Hydroponic farms grow crops that do not use soil and utilize mineral nutrient solutions in an aqueous solvent, usually in greenhouses or closed spaces. They consist of an above-ground cultivation system in which the plants develop with their roots in water enriched with natural and bio-sourced nutrients with the use of biological control.
The hydroponic farm has an area or around 250 m² and is connected to a PV system with an installed power of 9.3 kW equipped with a hydraulic system with two rainwater recovery gutters. Thus, the rainwater that flows over the panels is collected in a basin, thus allowing continuous irrigation of the plantations thanks to its closed circuit water pump system in order to preserve water resources.
The system, comprising hygrometry sensors, sondes and a pump, is entirely powered by solar energy and was designed according to a protocol approved by the French National Centre for Scientific Research (CNRS).

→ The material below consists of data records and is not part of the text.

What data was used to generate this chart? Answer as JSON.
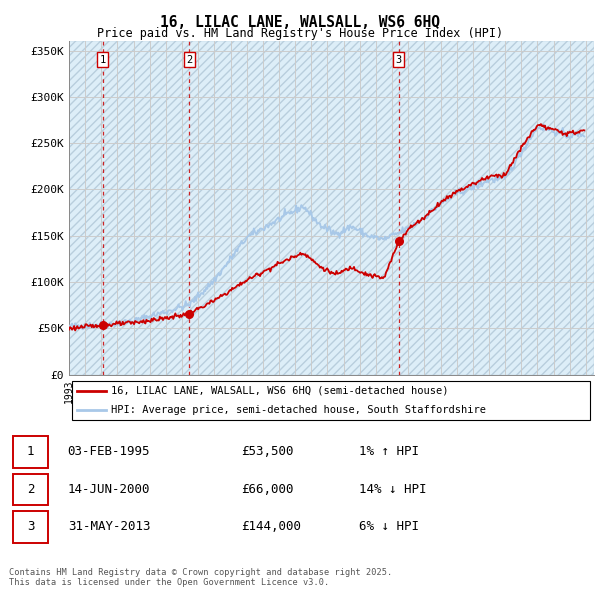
{
  "title": "16, LILAC LANE, WALSALL, WS6 6HQ",
  "subtitle": "Price paid vs. HM Land Registry's House Price Index (HPI)",
  "ylim": [
    0,
    360000
  ],
  "yticks": [
    0,
    50000,
    100000,
    150000,
    200000,
    250000,
    300000,
    350000
  ],
  "ytick_labels": [
    "£0",
    "£50K",
    "£100K",
    "£150K",
    "£200K",
    "£250K",
    "£300K",
    "£350K"
  ],
  "transaction_dates": [
    1995.09,
    2000.45,
    2013.41
  ],
  "transaction_prices": [
    53500,
    66000,
    144000
  ],
  "transaction_labels": [
    "1",
    "2",
    "3"
  ],
  "transaction_table": [
    {
      "num": "1",
      "date": "03-FEB-1995",
      "price": "£53,500",
      "hpi": "1% ↑ HPI"
    },
    {
      "num": "2",
      "date": "14-JUN-2000",
      "price": "£66,000",
      "hpi": "14% ↓ HPI"
    },
    {
      "num": "3",
      "date": "31-MAY-2013",
      "price": "£144,000",
      "hpi": "6% ↓ HPI"
    }
  ],
  "legend_entries": [
    "16, LILAC LANE, WALSALL, WS6 6HQ (semi-detached house)",
    "HPI: Average price, semi-detached house, South Staffordshire"
  ],
  "footer": "Contains HM Land Registry data © Crown copyright and database right 2025.\nThis data is licensed under the Open Government Licence v3.0.",
  "hpi_color": "#a8c8e8",
  "price_color": "#cc0000",
  "vline_color": "#cc0000",
  "bg_face_color": "#ddeef8",
  "hatch_color": "#b8cedd",
  "grid_color": "#cccccc",
  "hpi_anchors_x": [
    1993.0,
    1995.1,
    1997.0,
    1999.0,
    2000.5,
    2002.0,
    2004.0,
    2006.0,
    2007.5,
    2008.5,
    2009.5,
    2010.5,
    2011.5,
    2012.5,
    2013.4,
    2014.0,
    2015.0,
    2016.0,
    2017.0,
    2018.0,
    2019.0,
    2020.0,
    2021.0,
    2022.0,
    2023.0,
    2024.0,
    2024.9
  ],
  "hpi_anchors_y": [
    52000,
    54000,
    58000,
    68000,
    76000,
    102000,
    148000,
    168000,
    182000,
    162000,
    152000,
    160000,
    150000,
    146000,
    153000,
    158000,
    170000,
    184000,
    196000,
    202000,
    210000,
    212000,
    240000,
    268000,
    263000,
    258000,
    260000
  ],
  "price_anchors_x": [
    1993.0,
    1995.09,
    1997.0,
    1999.0,
    2000.45,
    2002.0,
    2004.0,
    2006.0,
    2007.5,
    2008.5,
    2009.5,
    2010.5,
    2011.5,
    2012.5,
    2013.41,
    2014.0,
    2015.0,
    2016.0,
    2017.0,
    2018.0,
    2019.0,
    2020.0,
    2021.0,
    2022.0,
    2023.0,
    2024.0,
    2024.9
  ],
  "price_anchors_y": [
    50000,
    53500,
    56000,
    61000,
    66000,
    80000,
    102000,
    120000,
    132000,
    117000,
    108000,
    116000,
    108000,
    104000,
    144000,
    157000,
    170000,
    186000,
    198000,
    206000,
    214000,
    216000,
    245000,
    270000,
    264000,
    260000,
    264000
  ]
}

“The prototype presents very encouraging initial results both in terms of yield of agricultural production and lengthening of production seasons thanks, in particular, to strong protection against wind and frost,” the companies said in a joint statement. “In addition, it can be installed anywhere, preferably on land with very low agronomic value. It has no negative impact on the environment, and makes it possible to grow 100% natural, diversified and dense production in five to 15 times less space.”
For the next step, the partners are looking for land for a larger project, and hope to demonstrate these same benefits for agricultural production. “This is an ideal tool for territories wishing to set up short food and energy circuits while promoting the creation of agricultural jobs,” said Céline Spitzhorn, solar director of Q Energy France.
A Chinese-Qatari research group recently assessed the potential of integrating PV power generation with hydroponic farms in greenhouses or closed spaces. The scientists investigated, in particular, how a multi-period, electricity-intensive hydroponic crop production system may be coupled to a PV system under different incentive policies, such as feed-in tariff (FIT) programs, rebate schemes, net metering and improving electricity tariff (IET) mechanisms, which consist of simply raising electricity prices for consumers or reducing existing subsidies.